Royal Navy aircraft carrier HMS Queen Elizabeth is currently undergoing extensive F-35B flight trials with the aim of determining the operational limits of both the ship and the fifth-generation stealth jets it is poised to operate.
One of the trial evolutions included loading one of the jets with weaponry it would typically carry on a strike mission: 22,000lb of destructive and defensive power.
In this case the ‘bombheads’ on HMS Queen Elizabeth – red-surcout-wearing air engineer technicians – loaded inert Paveway laser-guided bombs and ASRAAM air-to-air missiles (for taking out aerial threats) on to the external pylons and bomb bay.
Fully-loaded, it’s known as “beast mode” by crews because of the firepower it delivers – nearly three times more than a Harrier, twice as much as a WW2 Lancaster heavy bomber.
To keep numbers of personnel on board the ship to a minimum, most of the process of getting the firepower from the magazines in the bowels of the 65,000-tonne warship to the flight deck is automated.
Instead the Highly Mechanised Weapon Handling System – unique to the Queen Elizabeth class – uses a network of tracks, upon which a number of weapon-carrying mechanical ‘moles’ move, remotely controlled from operator consoles.

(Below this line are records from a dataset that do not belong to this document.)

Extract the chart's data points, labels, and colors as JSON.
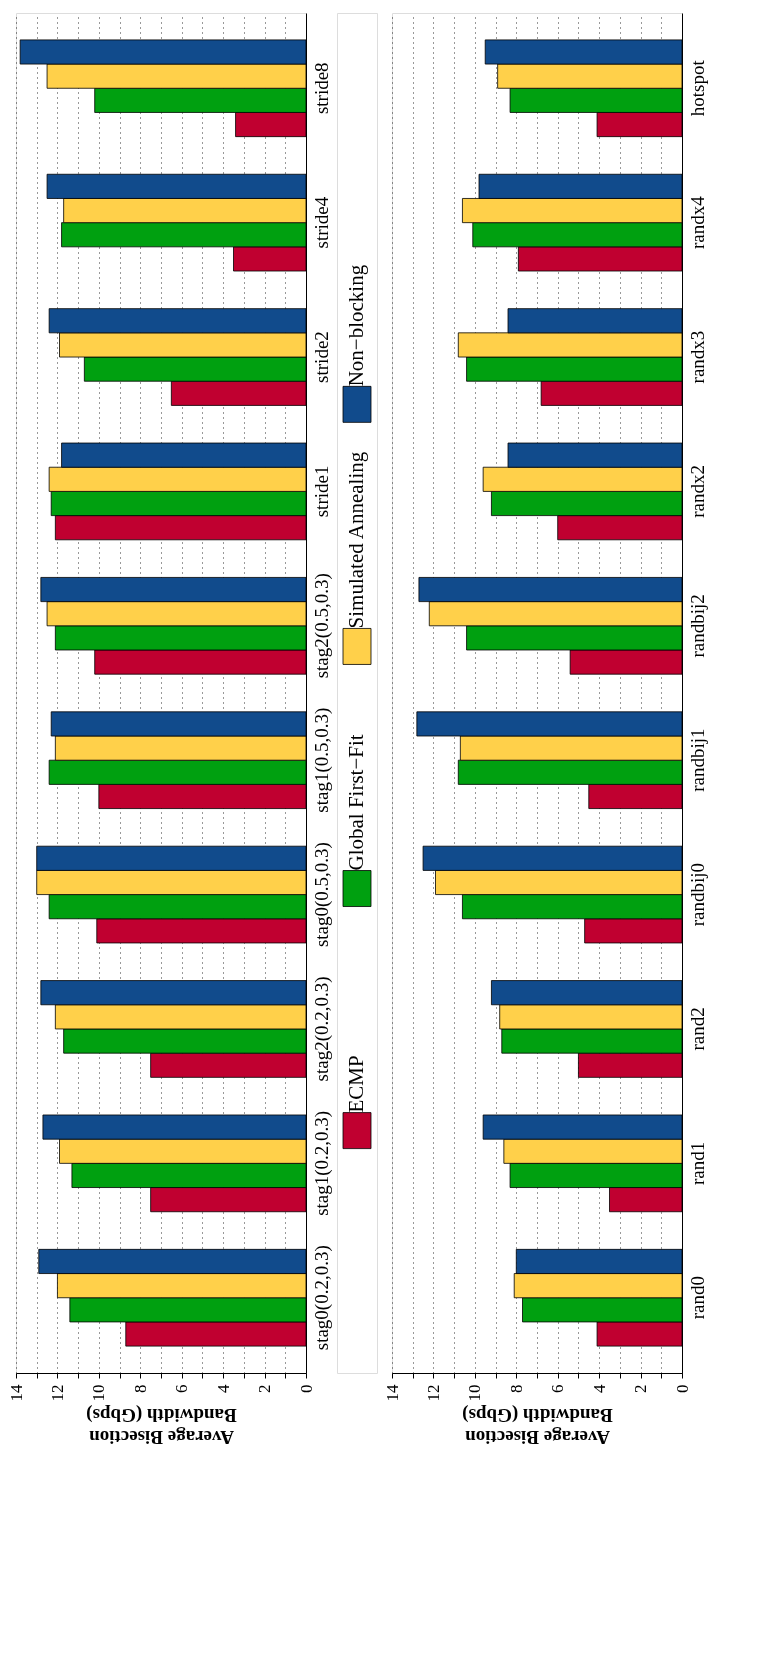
{
  "chart_data": [
    {
      "type": "bar",
      "orientation": "horizontal",
      "xlabel": "Average Bisection Bandwidth (Gbps)",
      "categories": [
        "stride8",
        "stride4",
        "stride2",
        "stride1",
        "stag2(0.5,0.3)",
        "stag1(0.5,0.3)",
        "stag0(0.5,0.3)",
        "stag2(0.2,0.3)",
        "stag1(0.2,0.3)",
        "stag0(0.2,0.3)"
      ],
      "series": [
        {
          "name": "ECMP",
          "color": "#c00030",
          "values": [
            3.4,
            3.5,
            6.5,
            12.1,
            10.2,
            10.0,
            10.1,
            7.5,
            7.5,
            8.7
          ]
        },
        {
          "name": "Global First−Fit",
          "color": "#00a010",
          "values": [
            10.2,
            11.8,
            10.7,
            12.3,
            12.1,
            12.4,
            12.4,
            11.7,
            11.3,
            11.4
          ]
        },
        {
          "name": "Simulated Annealing",
          "color": "#ffd04a",
          "values": [
            12.5,
            11.7,
            11.9,
            12.4,
            12.5,
            12.1,
            13.0,
            12.1,
            11.9,
            12.0
          ]
        },
        {
          "name": "Non−blocking",
          "color": "#114b8c",
          "values": [
            13.8,
            12.5,
            12.4,
            11.8,
            12.8,
            12.3,
            13.0,
            12.8,
            12.7,
            12.9
          ]
        }
      ],
      "xlim": [
        14,
        0
      ],
      "xticks": [
        14,
        {
          "value": 13,
          "label": null
        },
        12,
        {
          "value": 11,
          "label": null
        },
        10,
        {
          "value": 9,
          "label": null
        },
        8,
        {
          "value": 7,
          "label": null
        },
        6,
        {
          "value": 5,
          "label": null
        },
        4,
        {
          "value": 3,
          "label": null
        },
        2,
        {
          "value": 1,
          "label": null
        },
        0
      ],
      "grid": "x",
      "legend": "right"
    },
    {
      "type": "bar",
      "orientation": "horizontal",
      "xlabel": "Average Bisection Bandwidth (Gbps)",
      "categories": [
        "hotspot",
        "randx4",
        "randx3",
        "randx2",
        "randbij2",
        "randbij1",
        "randbij0",
        "rand2",
        "rand1",
        "rand0"
      ],
      "series": [
        {
          "color": "#c00030",
          "values": [
            4.1,
            7.9,
            6.8,
            6.0,
            5.4,
            4.5,
            4.7,
            5.0,
            3.5,
            4.1
          ]
        },
        {
          "color": "#00a010",
          "values": [
            8.3,
            10.1,
            10.4,
            9.2,
            10.4,
            10.8,
            10.6,
            8.7,
            8.3,
            7.7
          ]
        },
        {
          "color": "#ffd04a",
          "values": [
            8.9,
            10.6,
            10.8,
            9.6,
            12.2,
            10.7,
            11.9,
            8.8,
            8.6,
            8.1
          ]
        },
        {
          "color": "#114b8c",
          "values": [
            9.5,
            9.8,
            8.4,
            8.4,
            12.7,
            12.8,
            12.5,
            9.2,
            9.6,
            8.0
          ]
        }
      ],
      "xlim": [
        14,
        0
      ],
      "xticks": [
        14,
        {
          "value": 13,
          "label": null
        },
        12,
        {
          "value": 11,
          "label": null
        },
        10,
        {
          "value": 9,
          "label": null
        },
        8,
        {
          "value": 7,
          "label": null
        },
        6,
        {
          "value": 5,
          "label": null
        },
        4,
        {
          "value": 3,
          "label": null
        },
        2,
        {
          "value": 1,
          "label": null
        },
        0
      ],
      "grid": "x"
    }
  ]
}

The moles carry weapon loads on pallets to the ship’s weapon preparation areas or hangar via a system of hydraulic lifts which run through the heart of the carrier.
The system is highly automated – and fitted with safety features to prevent any wrong moves.
Once the air weapons have been prepared by technicians in the preparation areas, they are moved to the flight deck via another set of lifts, from where they can be wheeled on trolleys to the aircraft themselves.
The Royal Navy says a system like this has never been fitted to a ship before and allows weapon moves with far fewer people involved than more traditional manual handling methods, supporting a greater rate of weapon re-supply to aircraft and therefore a better mission sortie rate.
Six F-35s are now embarked on the UK’s future flagship off the East Coast of the USA, plus Merlin helicopters of 820 NAS (providing anti-submarine warfare protection) and 845 (general duties, search and rescue, commando carrying) as the Carrier Air Group hones its skills for the first time, building up to HMS Queen Elizabeth’s maiden deployment in 2021.